Here I collect a few proofs that I find particularly simple and beautiful, yet point to deep mathematical results.
Infinite sums
Take 1, add a half, then again half of that (which means a quarter), and so on. Keep adding half of what you added before, and do this an infinite number of times. What is the result?
Geometrically, the answer becomes clear: take a rectangle of sides 1 and 2, like this:
If you split it in two along the middle, then the area of the (red) left side is 1. Then you split the remaining part on the right in the middle. Now you have added 1/2 (the orange bit). Again split what is left in half, now you have added 1/4 (dark yellow). And once more, then you have added 1/8 (bright yellow). If you keep doing this, you are in fact performing the sum we had above. And it becomes clear that the result will be 2 (the area of the entire rectangle), since you keep adding more and more of this rectangle, without ever being able to exceed the rectangle. So now you have performed an infinite sum.
Scaling symmetry, the logarithmic spiral and the golden ratio
Take a rectangle which is such that it can be divided into a square and a smaller rectangle that has the same proportions as the large rectangle:
More precisely, if the large side has size g and the small side has size 1, then the ratio of their sides is g/1=g. That means that the small side of the small rectangle must have size 1/g, so that once again the ratio of large to small side is g. From the figure one can easily find an equation for g, namely g-1=1/g. This equation only has one positive solution, and it is the golden ratio
So now we have a large rectangle containing a smaller rectangle of the same proportion. We can now split up the small rectangle in the same way again, dividing it into a square and an even smaller rectangle again of the same proportions:
That the smallest rectangle has the same proportions is automatic, since everything is simply scaled down by a factor of g. But now we can keep doing this, always splitting any small rectangle into a square and an even smaller rectangle of the same proportions. In this way we get a figure that is self-similar (we can imagine also doing the reverse, and adding progressively larger squares to the big rectangle we started with). In other words, this figure remains identical if we zoom in or zoom out – it has a scaling symmetry.
One can also inscribe a spiral onto the figure by linking opposite corners of the squares, as done above. This is a logarithmic spiral, which is also self-similar. It is a shape that is common in nature, because it grows in proportion to what is already there. It governs the shape of various shells (like the nautilus), snail’s houses, sunflowers and Romanesco broccoli.

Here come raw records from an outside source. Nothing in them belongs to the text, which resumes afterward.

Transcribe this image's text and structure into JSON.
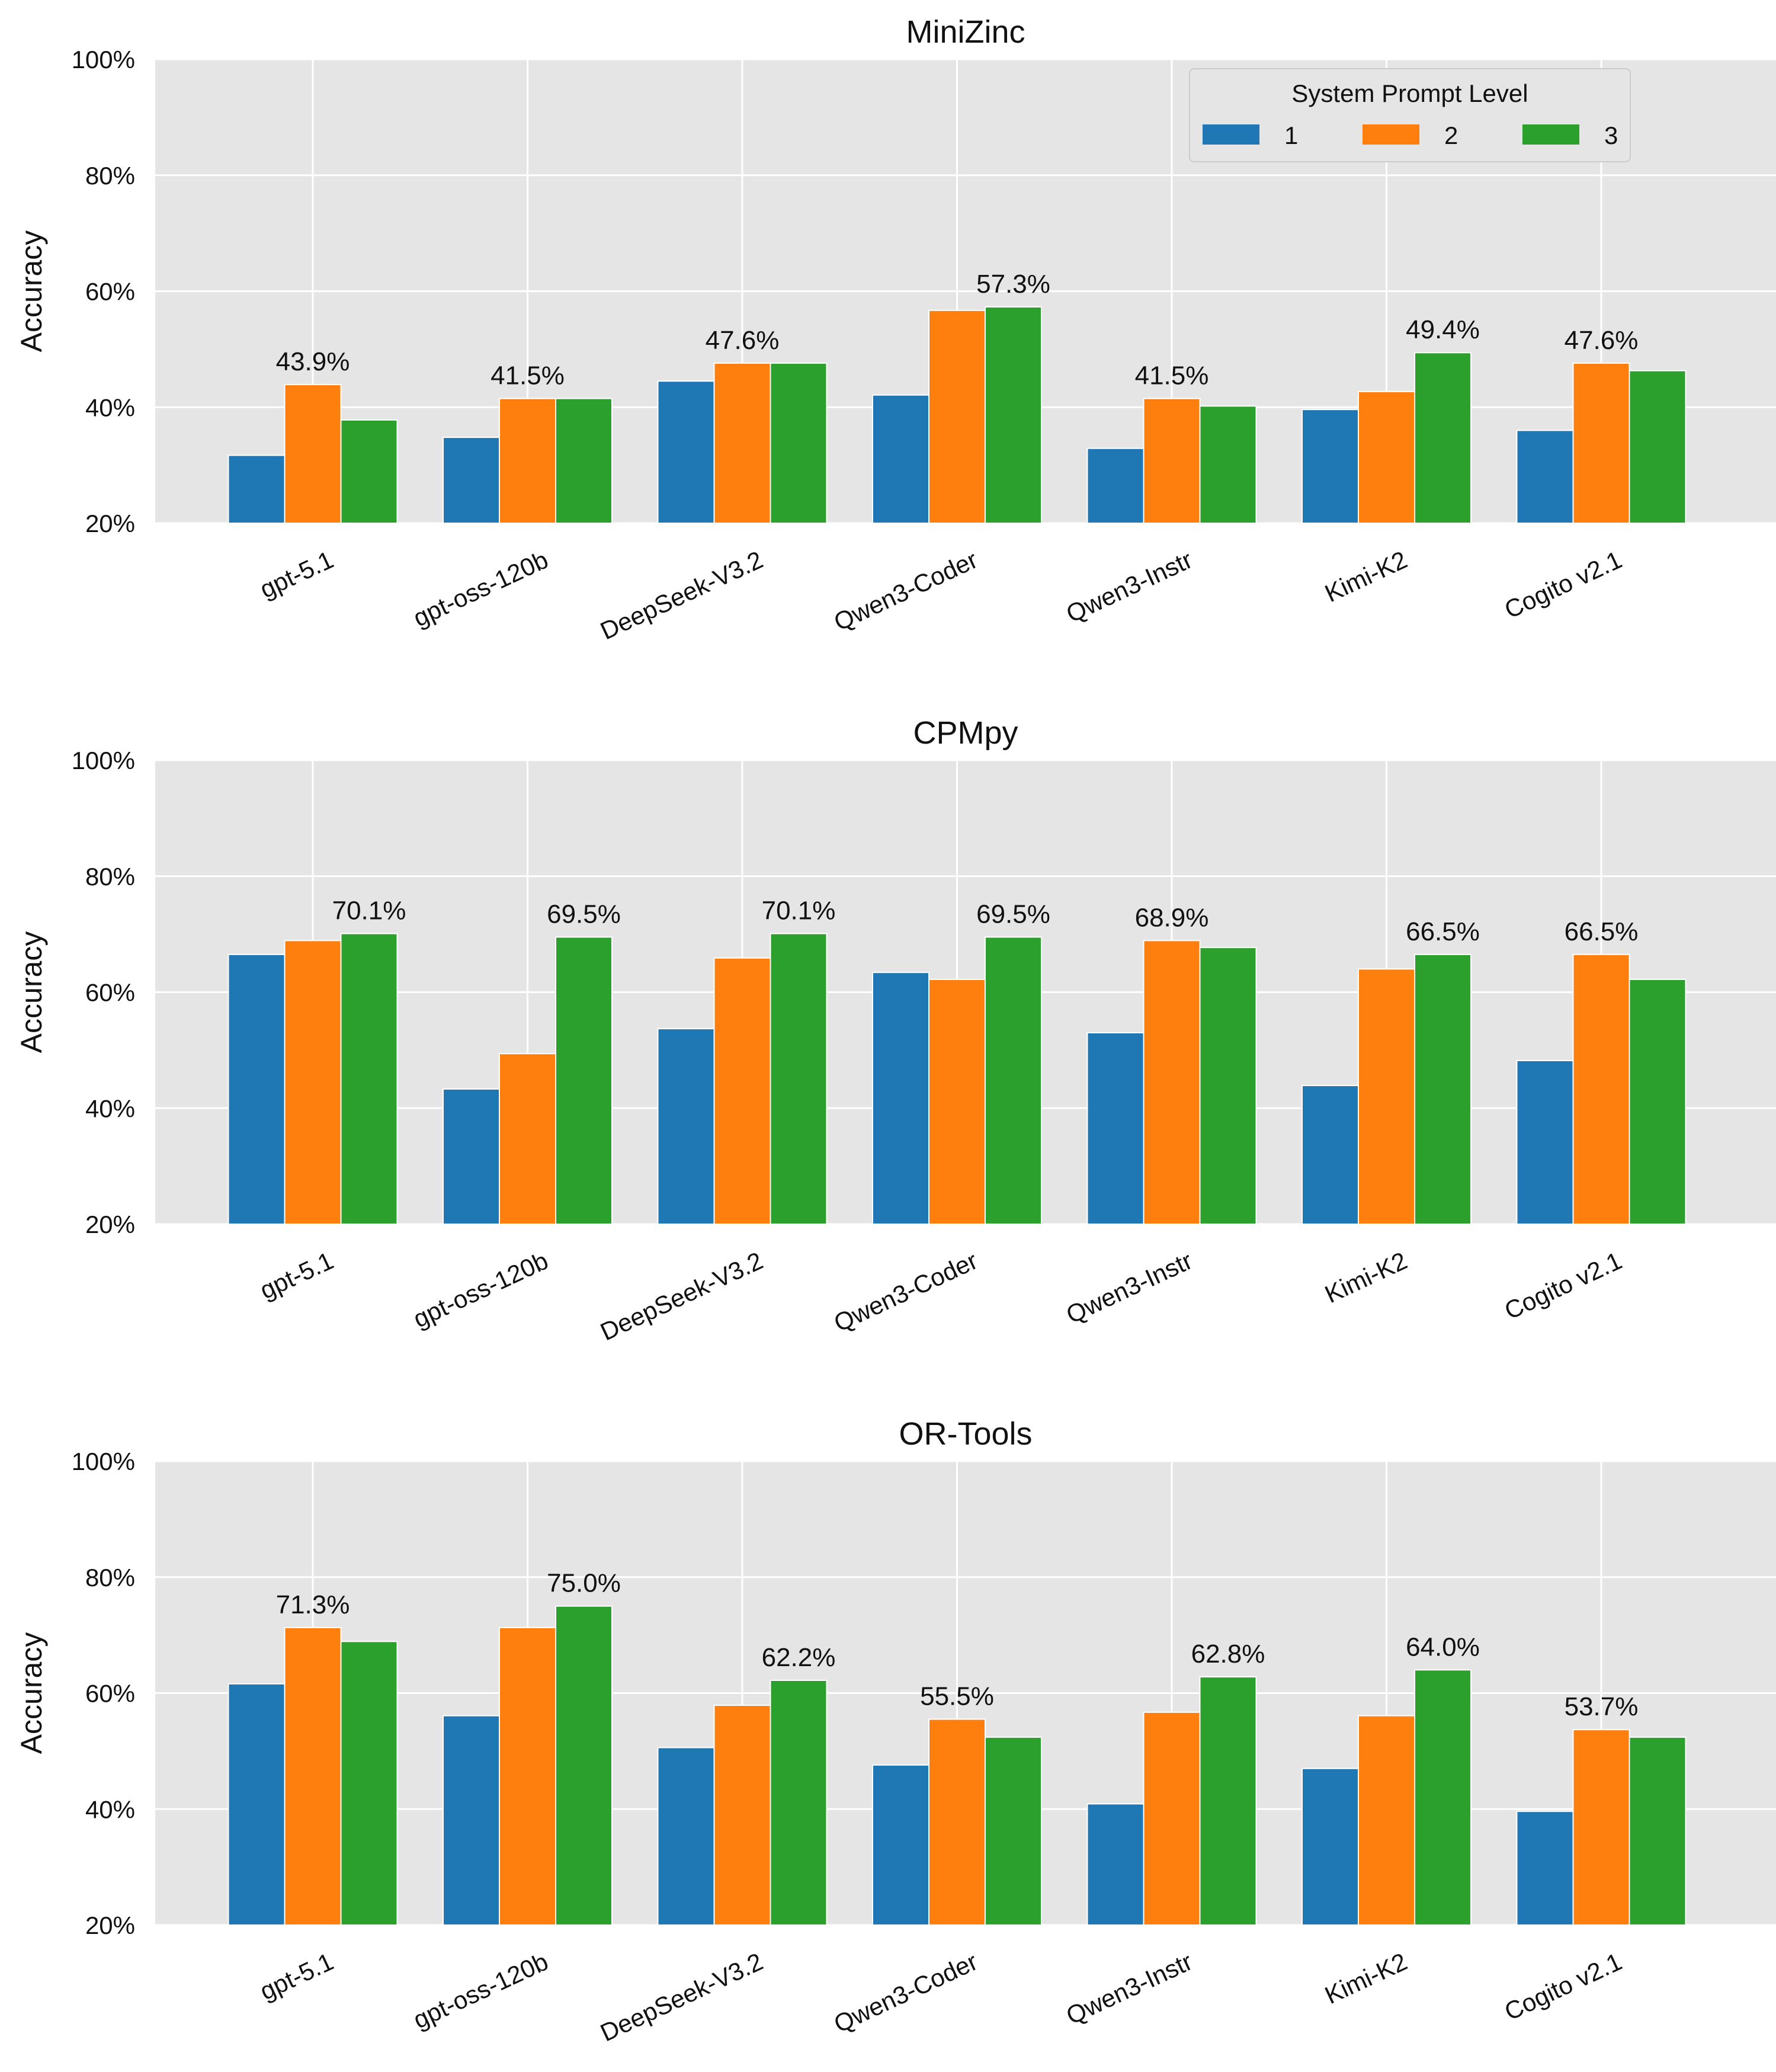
{
  "chart_data": [
    {
      "type": "bar",
      "title": "MiniZinc",
      "xlabel": "",
      "ylabel": "Accuracy",
      "ylim": [
        20,
        100
      ],
      "yticks": [
        "20%",
        "40%",
        "60%",
        "80%",
        "100%"
      ],
      "grid": true,
      "categories": [
        "gpt-5.1",
        "gpt-oss-120b",
        "DeepSeek-V3.2",
        "Qwen3-Coder",
        "Qwen3-Instr",
        "Kimi-K2",
        "Cogito v2.1"
      ],
      "series": [
        {
          "name": "1",
          "color": "#1f77b4",
          "values": [
            31.7,
            34.8,
            44.5,
            42.1,
            32.9,
            39.6,
            36.0
          ]
        },
        {
          "name": "2",
          "color": "#ff7f0e",
          "values": [
            43.9,
            41.5,
            47.6,
            56.7,
            41.5,
            42.7,
            47.6
          ]
        },
        {
          "name": "3",
          "color": "#2ca02c",
          "values": [
            37.8,
            41.5,
            47.6,
            57.3,
            40.2,
            49.4,
            46.3
          ]
        }
      ],
      "data_labels": [
        "43.9%",
        "41.5%",
        "47.6%",
        "57.3%",
        "41.5%",
        "49.4%",
        "47.6%"
      ],
      "legend": {
        "title": "System Prompt Level",
        "position": "top-right",
        "entries": [
          "1",
          "2",
          "3"
        ]
      }
    },
    {
      "type": "bar",
      "title": "CPMpy",
      "xlabel": "",
      "ylabel": "Accuracy",
      "ylim": [
        20,
        100
      ],
      "yticks": [
        "20%",
        "40%",
        "60%",
        "80%",
        "100%"
      ],
      "grid": true,
      "categories": [
        "gpt-5.1",
        "gpt-oss-120b",
        "DeepSeek-V3.2",
        "Qwen3-Coder",
        "Qwen3-Instr",
        "Kimi-K2",
        "Cogito v2.1"
      ],
      "series": [
        {
          "name": "1",
          "color": "#1f77b4",
          "values": [
            66.5,
            43.3,
            53.7,
            63.4,
            53.0,
            43.9,
            48.2
          ]
        },
        {
          "name": "2",
          "color": "#ff7f0e",
          "values": [
            68.9,
            49.4,
            65.9,
            62.2,
            68.9,
            64.0,
            66.5
          ]
        },
        {
          "name": "3",
          "color": "#2ca02c",
          "values": [
            70.1,
            69.5,
            70.1,
            69.5,
            67.7,
            66.5,
            62.2
          ]
        }
      ],
      "data_labels": [
        "70.1%",
        "69.5%",
        "70.1%",
        "69.5%",
        "68.9%",
        "66.5%",
        "66.5%"
      ]
    },
    {
      "type": "bar",
      "title": "OR-Tools",
      "xlabel": "",
      "ylabel": "Accuracy",
      "ylim": [
        20,
        100
      ],
      "yticks": [
        "20%",
        "40%",
        "60%",
        "80%",
        "100%"
      ],
      "grid": true,
      "categories": [
        "gpt-5.1",
        "gpt-oss-120b",
        "DeepSeek-V3.2",
        "Qwen3-Coder",
        "Qwen3-Instr",
        "Kimi-K2",
        "Cogito v2.1"
      ],
      "series": [
        {
          "name": "1",
          "color": "#1f77b4",
          "values": [
            61.6,
            56.1,
            50.6,
            47.6,
            40.9,
            47.0,
            39.6
          ]
        },
        {
          "name": "2",
          "color": "#ff7f0e",
          "values": [
            71.3,
            71.3,
            57.9,
            55.5,
            56.7,
            56.1,
            53.7
          ]
        },
        {
          "name": "3",
          "color": "#2ca02c",
          "values": [
            68.9,
            75.0,
            62.2,
            52.4,
            62.8,
            64.0,
            52.4
          ]
        }
      ],
      "data_labels": [
        "71.3%",
        "75.0%",
        "62.2%",
        "55.5%",
        "62.8%",
        "64.0%",
        "53.7%"
      ]
    }
  ]
}
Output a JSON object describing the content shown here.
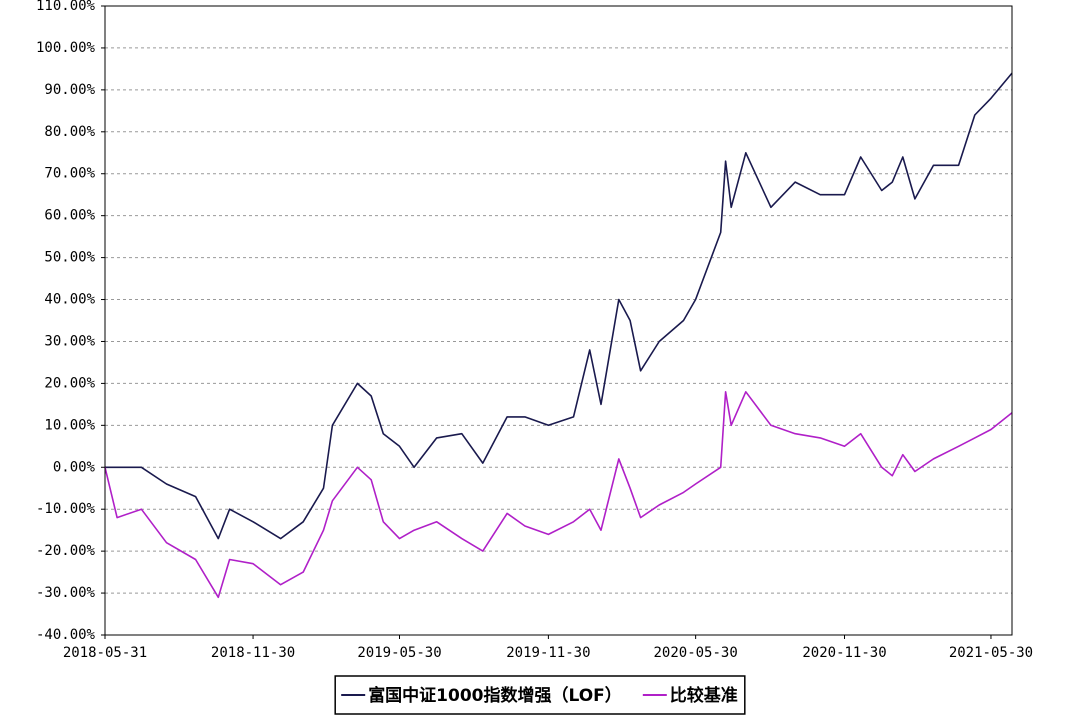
{
  "chart_data": {
    "type": "line",
    "x": [
      "2018-05-31",
      "2018-06-15",
      "2018-07-15",
      "2018-08-15",
      "2018-09-20",
      "2018-10-18",
      "2018-11-01",
      "2018-11-30",
      "2019-01-03",
      "2019-01-31",
      "2019-02-25",
      "2019-03-08",
      "2019-04-08",
      "2019-04-25",
      "2019-05-10",
      "2019-05-30",
      "2019-06-17",
      "2019-07-15",
      "2019-08-15",
      "2019-09-10",
      "2019-10-10",
      "2019-11-01",
      "2019-11-30",
      "2019-12-31",
      "2020-01-20",
      "2020-02-03",
      "2020-02-25",
      "2020-03-10",
      "2020-03-23",
      "2020-04-15",
      "2020-05-15",
      "2020-05-30",
      "2020-06-30",
      "2020-07-06",
      "2020-07-13",
      "2020-07-31",
      "2020-08-31",
      "2020-09-30",
      "2020-10-31",
      "2020-11-30",
      "2020-12-20",
      "2021-01-15",
      "2021-01-28",
      "2021-02-10",
      "2021-02-25",
      "2021-03-20",
      "2021-04-20",
      "2021-05-10",
      "2021-05-30",
      "2021-06-25"
    ],
    "series": [
      {
        "name": "富国中证1000指数增强（LOF）",
        "color": "#1a1a4e",
        "values": [
          0,
          0,
          0,
          -4,
          -7,
          -17,
          -10,
          -13,
          -17,
          -13,
          -5,
          10,
          20,
          17,
          8,
          5,
          0,
          7,
          8,
          1,
          12,
          12,
          10,
          12,
          28,
          15,
          40,
          35,
          23,
          30,
          35,
          40,
          56,
          73,
          62,
          75,
          62,
          68,
          65,
          65,
          74,
          66,
          68,
          74,
          64,
          72,
          72,
          84,
          88,
          94
        ]
      },
      {
        "name": "比较基准",
        "color": "#b020c8",
        "values": [
          0,
          -12,
          -10,
          -18,
          -22,
          -31,
          -22,
          -23,
          -28,
          -25,
          -15,
          -8,
          0,
          -3,
          -13,
          -17,
          -15,
          -13,
          -17,
          -20,
          -11,
          -14,
          -16,
          -13,
          -10,
          -15,
          2,
          -5,
          -12,
          -9,
          -6,
          -4,
          0,
          18,
          10,
          18,
          10,
          8,
          7,
          5,
          8,
          0,
          -2,
          3,
          -1,
          2,
          5,
          7,
          9,
          13
        ]
      }
    ],
    "xlim": [
      "2018-05-31",
      "2021-06-25"
    ],
    "xticks": [
      "2018-05-31",
      "2018-11-30",
      "2019-05-30",
      "2019-11-30",
      "2020-05-30",
      "2020-11-30",
      "2021-05-30"
    ],
    "ylim": [
      -40,
      110
    ],
    "yticks": [
      {
        "value": -40,
        "label": "-40.00%"
      },
      {
        "value": -30,
        "label": "-30.00%"
      },
      {
        "value": -20,
        "label": "-20.00%"
      },
      {
        "value": -10,
        "label": "-10.00%"
      },
      {
        "value": 0,
        "label": "0.00%"
      },
      {
        "value": 10,
        "label": "10.00%"
      },
      {
        "value": 20,
        "label": "20.00%"
      },
      {
        "value": 30,
        "label": "30.00%"
      },
      {
        "value": 40,
        "label": "40.00%"
      },
      {
        "value": 50,
        "label": "50.00%"
      },
      {
        "value": 60,
        "label": "60.00%"
      },
      {
        "value": 70,
        "label": "70.00%"
      },
      {
        "value": 80,
        "label": "80.00%"
      },
      {
        "value": 90,
        "label": "90.00%"
      },
      {
        "value": 100,
        "label": "100.00%"
      },
      {
        "value": 110,
        "label": "110.00%"
      }
    ],
    "grid": true
  }
}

How many fractions are there?
If we look at the integers: 0, 1, 2, 3, 4, and so one, it is clear that there are an infinite number of them. The rational numbers are those that can be written as fractions, for example 6/11, 5/9, 147/12, and so on. To many people, it seems natural to guess that there are many more fractions than there are natural numbers. However, there is an argument, due to Georg Cantor, that shows that there are just as many fractions as natural numbers. It goes as follows: one can list all possible fractions by writing them in a grid, such that the numerator increases by one as you go to the right, and the denominator increases by one as you go down, see this figure:
Now one can find a path, as shown by the arrows, that puts these fractions into correspondence with the series of natural numbers:
The point is that one can list all fractions in exactly the same way as one can list all natural numbers. In other words, there are infinitely many fractions, but it is the same infinity as that of the natural numbers.
If we say “the same infinity”, this is because other infinities also exist. For example, if we look at all real numbers (say, all points on a line), then there are in fact more of them than natural numbers. It is a higher infinity. How can one show that? Again, Cantor had a clever argument. Suppose there exists a list of all real numbers (here we restrict to all numbers between 0 and 1). It would presumably look a bit like the numbers in black here:
Now form a new number, which you get by taking the first digit from the first number, the second digit from the second number, and so on (in green). This new number can be transformed, for example by adding 1 to each digit (if one has a 9, one transforms it into a 0). This new, transformed number is special, because it cannot be equal to one of the numbers we already had, since it has at least one digit that is different from every other number on the list. But the list was already supposed to contain all numbers between 0 and 1. Hence we have a contradiction, and we conclude that no such list of all real numbers between 0 and 1 exists! Such an infinite list, which one could have put in one-to-one correspondence with the integers (or the fractions) does not exist, because there are infinitely more real numbers. There are hierarchies of infinities!